皆様に種子を販売する前に、拙園では発芽試験を行っています。その結果を販売時の資料に載せるようにしていますが、2022年産は例年の3月中旬より早く2月下旬から試験を行いました。
播種時期や調査期間を除いて、試験方法は例年と同じです。今年は実施状況の詳細な写真を撮っていないので、昨年撮った写真を試験のやり方として紹介させていただきます。
小型のポリ容器を用いて、各10粒の種子、計40粒を播種します。容器の側面には十分な遮光をするため、黒のビニールテープを貼ってあります。
同じ用土で覆土しました。これで種子の深さは2.5~3.0㎝となります。
容器を移動させ、ヒートマット(温熱マット)の上に置きます。
ビニールを被せて設置完了です。
ヒートマット上の容器内の地温が28~29.5℃となるよう、温度コントローラーで制御します。
発芽試験に使っているのは、サンルームに置いてある小型ビニール温室です。下段には栄養繁殖させている野生種のポット株も同居しています。また、一番下には、ヒートマットとは別に加温用のパネルヒーター(20℃設定)も設置しています。

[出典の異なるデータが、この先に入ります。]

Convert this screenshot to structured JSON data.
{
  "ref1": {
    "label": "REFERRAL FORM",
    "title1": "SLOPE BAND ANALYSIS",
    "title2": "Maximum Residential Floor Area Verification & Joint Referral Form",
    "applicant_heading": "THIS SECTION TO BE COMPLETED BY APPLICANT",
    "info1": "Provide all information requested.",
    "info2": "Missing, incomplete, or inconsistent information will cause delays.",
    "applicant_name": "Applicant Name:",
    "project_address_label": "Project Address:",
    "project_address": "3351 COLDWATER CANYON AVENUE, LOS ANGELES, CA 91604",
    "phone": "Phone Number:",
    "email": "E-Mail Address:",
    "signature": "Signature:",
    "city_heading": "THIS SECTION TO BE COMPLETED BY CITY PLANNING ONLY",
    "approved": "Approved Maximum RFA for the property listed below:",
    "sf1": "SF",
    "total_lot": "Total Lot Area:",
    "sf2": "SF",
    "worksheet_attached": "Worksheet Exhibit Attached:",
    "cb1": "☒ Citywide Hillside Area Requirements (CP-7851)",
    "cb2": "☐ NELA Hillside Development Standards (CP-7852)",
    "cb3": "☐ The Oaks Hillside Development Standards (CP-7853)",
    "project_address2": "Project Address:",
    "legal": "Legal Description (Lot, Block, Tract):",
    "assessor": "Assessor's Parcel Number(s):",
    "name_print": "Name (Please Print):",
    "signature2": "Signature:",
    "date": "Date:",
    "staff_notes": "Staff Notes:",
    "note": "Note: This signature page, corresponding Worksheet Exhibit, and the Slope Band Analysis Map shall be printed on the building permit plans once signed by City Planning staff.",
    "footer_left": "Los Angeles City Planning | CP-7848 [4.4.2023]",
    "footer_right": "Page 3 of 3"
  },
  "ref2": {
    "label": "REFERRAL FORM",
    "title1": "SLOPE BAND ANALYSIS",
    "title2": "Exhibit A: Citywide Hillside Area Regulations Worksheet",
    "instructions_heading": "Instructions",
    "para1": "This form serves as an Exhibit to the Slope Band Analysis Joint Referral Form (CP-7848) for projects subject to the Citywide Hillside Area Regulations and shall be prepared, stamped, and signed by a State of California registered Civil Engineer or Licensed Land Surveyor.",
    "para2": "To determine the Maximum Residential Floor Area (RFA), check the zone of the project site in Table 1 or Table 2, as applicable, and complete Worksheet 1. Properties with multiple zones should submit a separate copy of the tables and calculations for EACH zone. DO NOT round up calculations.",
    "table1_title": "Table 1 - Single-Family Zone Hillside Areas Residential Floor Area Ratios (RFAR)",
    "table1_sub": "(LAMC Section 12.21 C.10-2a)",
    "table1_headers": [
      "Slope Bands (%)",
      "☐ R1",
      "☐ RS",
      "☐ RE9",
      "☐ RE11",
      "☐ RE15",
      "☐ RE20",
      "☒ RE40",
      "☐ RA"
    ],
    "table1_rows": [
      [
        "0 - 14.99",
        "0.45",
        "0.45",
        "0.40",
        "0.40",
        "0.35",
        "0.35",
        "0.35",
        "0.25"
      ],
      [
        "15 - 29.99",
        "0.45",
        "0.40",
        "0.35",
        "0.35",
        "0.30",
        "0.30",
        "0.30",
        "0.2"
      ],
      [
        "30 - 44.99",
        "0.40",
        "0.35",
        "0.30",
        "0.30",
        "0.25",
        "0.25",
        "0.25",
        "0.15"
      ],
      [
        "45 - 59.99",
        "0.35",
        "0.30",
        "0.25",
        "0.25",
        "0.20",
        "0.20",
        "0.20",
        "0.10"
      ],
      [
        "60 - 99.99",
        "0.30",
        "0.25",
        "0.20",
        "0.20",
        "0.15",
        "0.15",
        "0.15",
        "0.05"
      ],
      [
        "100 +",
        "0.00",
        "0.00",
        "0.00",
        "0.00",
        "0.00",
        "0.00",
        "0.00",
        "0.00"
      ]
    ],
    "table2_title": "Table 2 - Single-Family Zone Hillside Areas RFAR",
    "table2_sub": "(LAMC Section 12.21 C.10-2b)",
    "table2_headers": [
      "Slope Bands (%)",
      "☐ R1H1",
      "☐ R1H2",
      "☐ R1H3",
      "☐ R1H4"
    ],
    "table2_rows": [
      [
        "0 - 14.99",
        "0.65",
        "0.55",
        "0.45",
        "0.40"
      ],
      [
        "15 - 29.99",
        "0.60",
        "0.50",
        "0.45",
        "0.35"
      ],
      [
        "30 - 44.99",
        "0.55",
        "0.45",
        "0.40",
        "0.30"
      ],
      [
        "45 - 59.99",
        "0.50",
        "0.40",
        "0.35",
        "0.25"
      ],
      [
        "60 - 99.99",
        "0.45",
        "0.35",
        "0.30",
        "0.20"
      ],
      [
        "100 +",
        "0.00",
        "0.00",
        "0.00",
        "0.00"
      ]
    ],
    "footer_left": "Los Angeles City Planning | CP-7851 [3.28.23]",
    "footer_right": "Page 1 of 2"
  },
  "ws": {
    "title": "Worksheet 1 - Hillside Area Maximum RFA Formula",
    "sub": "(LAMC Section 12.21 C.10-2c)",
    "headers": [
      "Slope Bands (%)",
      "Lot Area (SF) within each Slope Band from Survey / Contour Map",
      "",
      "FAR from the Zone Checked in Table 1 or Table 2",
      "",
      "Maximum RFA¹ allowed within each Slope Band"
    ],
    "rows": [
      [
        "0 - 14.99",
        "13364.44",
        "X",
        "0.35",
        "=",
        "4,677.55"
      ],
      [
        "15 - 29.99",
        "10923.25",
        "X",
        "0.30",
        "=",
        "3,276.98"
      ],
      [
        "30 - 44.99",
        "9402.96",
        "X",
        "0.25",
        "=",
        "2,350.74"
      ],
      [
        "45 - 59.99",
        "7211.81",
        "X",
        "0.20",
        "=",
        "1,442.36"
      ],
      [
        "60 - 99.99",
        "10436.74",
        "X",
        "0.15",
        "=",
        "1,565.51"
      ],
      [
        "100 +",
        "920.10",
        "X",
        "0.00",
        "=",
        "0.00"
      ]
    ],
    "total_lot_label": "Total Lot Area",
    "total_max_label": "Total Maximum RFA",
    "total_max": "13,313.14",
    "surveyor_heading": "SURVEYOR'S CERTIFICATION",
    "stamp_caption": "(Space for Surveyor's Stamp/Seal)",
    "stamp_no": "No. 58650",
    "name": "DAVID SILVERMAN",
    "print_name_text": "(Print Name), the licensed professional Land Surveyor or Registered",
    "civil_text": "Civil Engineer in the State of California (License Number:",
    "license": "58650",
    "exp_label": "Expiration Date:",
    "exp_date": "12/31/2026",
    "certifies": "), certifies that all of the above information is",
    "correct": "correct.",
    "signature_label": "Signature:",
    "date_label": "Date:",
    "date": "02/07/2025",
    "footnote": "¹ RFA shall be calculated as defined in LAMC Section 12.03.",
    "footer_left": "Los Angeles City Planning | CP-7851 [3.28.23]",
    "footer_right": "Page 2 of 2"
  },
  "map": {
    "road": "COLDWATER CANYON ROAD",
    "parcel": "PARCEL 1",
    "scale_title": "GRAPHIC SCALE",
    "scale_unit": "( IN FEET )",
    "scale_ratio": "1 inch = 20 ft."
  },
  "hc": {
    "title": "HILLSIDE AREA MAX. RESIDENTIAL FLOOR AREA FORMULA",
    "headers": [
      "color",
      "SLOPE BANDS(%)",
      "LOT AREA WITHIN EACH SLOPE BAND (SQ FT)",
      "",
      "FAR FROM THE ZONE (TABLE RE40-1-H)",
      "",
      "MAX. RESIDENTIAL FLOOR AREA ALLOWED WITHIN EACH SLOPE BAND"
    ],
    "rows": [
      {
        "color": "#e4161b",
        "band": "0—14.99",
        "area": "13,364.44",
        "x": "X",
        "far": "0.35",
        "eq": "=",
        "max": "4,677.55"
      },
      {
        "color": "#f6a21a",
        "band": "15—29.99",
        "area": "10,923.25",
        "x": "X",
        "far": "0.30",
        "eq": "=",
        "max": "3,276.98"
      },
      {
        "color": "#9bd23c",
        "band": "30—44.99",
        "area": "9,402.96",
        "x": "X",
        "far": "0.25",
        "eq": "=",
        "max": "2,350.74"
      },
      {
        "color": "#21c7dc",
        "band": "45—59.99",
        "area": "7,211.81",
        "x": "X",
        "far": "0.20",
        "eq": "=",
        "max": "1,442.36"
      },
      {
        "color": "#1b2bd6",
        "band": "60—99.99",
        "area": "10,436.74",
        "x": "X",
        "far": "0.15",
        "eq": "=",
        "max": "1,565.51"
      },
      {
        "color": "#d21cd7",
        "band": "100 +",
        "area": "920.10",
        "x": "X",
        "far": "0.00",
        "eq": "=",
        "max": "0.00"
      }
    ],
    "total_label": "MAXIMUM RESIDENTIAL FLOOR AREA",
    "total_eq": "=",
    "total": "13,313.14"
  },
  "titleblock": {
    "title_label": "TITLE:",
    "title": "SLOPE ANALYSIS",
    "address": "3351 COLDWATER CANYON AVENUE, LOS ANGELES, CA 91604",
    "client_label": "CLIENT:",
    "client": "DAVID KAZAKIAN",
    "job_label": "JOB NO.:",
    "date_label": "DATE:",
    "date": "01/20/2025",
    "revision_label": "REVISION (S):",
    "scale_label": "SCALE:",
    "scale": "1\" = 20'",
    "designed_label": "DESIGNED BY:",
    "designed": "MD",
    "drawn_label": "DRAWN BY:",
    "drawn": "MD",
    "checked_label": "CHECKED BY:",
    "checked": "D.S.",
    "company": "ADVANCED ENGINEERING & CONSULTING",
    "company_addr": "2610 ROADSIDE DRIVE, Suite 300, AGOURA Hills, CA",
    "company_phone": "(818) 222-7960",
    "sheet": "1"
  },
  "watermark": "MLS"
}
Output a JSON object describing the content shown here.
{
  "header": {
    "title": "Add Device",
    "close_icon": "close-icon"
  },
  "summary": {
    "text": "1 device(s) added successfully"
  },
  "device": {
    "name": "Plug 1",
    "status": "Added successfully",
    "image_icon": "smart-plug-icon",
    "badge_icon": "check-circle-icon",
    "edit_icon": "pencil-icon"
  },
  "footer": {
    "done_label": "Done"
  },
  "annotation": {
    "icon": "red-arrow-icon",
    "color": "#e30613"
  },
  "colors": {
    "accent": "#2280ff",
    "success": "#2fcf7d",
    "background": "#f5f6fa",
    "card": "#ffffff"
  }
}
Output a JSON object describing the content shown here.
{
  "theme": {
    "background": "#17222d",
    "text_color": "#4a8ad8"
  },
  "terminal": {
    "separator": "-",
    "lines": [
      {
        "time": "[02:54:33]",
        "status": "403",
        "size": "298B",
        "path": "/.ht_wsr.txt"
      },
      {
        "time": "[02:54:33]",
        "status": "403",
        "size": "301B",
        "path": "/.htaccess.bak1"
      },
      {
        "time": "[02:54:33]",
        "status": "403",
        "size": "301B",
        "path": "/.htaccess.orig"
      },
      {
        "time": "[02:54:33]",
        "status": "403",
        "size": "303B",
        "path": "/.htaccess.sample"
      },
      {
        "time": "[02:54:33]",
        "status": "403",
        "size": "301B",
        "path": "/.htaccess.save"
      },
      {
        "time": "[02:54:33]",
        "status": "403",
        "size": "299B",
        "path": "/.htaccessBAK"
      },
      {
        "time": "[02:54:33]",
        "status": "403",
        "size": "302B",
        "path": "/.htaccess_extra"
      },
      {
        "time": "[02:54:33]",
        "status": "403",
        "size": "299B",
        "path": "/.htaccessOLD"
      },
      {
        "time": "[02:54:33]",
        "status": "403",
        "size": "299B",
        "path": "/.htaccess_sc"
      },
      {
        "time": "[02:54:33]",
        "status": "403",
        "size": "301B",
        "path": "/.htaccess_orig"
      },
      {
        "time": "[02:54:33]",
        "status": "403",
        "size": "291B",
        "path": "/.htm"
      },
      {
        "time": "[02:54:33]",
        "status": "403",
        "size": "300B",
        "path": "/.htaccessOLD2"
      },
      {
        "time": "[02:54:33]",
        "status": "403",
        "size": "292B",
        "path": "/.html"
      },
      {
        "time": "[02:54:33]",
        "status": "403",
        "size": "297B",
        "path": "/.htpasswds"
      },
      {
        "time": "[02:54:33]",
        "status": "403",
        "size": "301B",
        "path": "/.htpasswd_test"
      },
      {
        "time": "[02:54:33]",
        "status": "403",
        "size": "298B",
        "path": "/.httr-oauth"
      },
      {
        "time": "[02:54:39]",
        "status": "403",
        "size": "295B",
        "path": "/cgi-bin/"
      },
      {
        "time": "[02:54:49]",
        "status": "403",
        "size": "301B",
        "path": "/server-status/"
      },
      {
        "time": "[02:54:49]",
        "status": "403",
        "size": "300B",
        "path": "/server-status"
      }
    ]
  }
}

播種後6日を過ぎると出芽し始めます。これは8日目の状況です。
堀上げ値洗いして並べ写真を撮ります。発根率は良好です。しかし発芽していないものが多いので、もう少し調査を遅らせたほうが良いですね。ただ、子葉を押し開いて主茎や子葉節分枝の生育状況を確認したところ、正常なものが多かったので、それらを今後発芽や出芽見込みと判定しました。
子葉が開き、主茎(中心枝)と子葉節分枝(脇芽2本)も正常なもの。正常な出芽株となります。
子葉の展開は不十分ですが、主茎と子葉節分枝は正常に育っています。発芽試験では発芽株、圃場では間もなく地上部に出て出芽株と判定される株になります。
これは本年度の発芽試験での状況です。販売予定の2022産種子を用いています。去年より13日早く2月27日に試験を開始し、試験期間は11日と去年より3日長くしました。発根個体は昨年並み、発芽や出芽個体は去年より多くなっています。比較すると本年のやり方の方が、より良い結果が得られるようです。来年以降は本年の方法で実施しようかなというのが今回のまとめとなりました。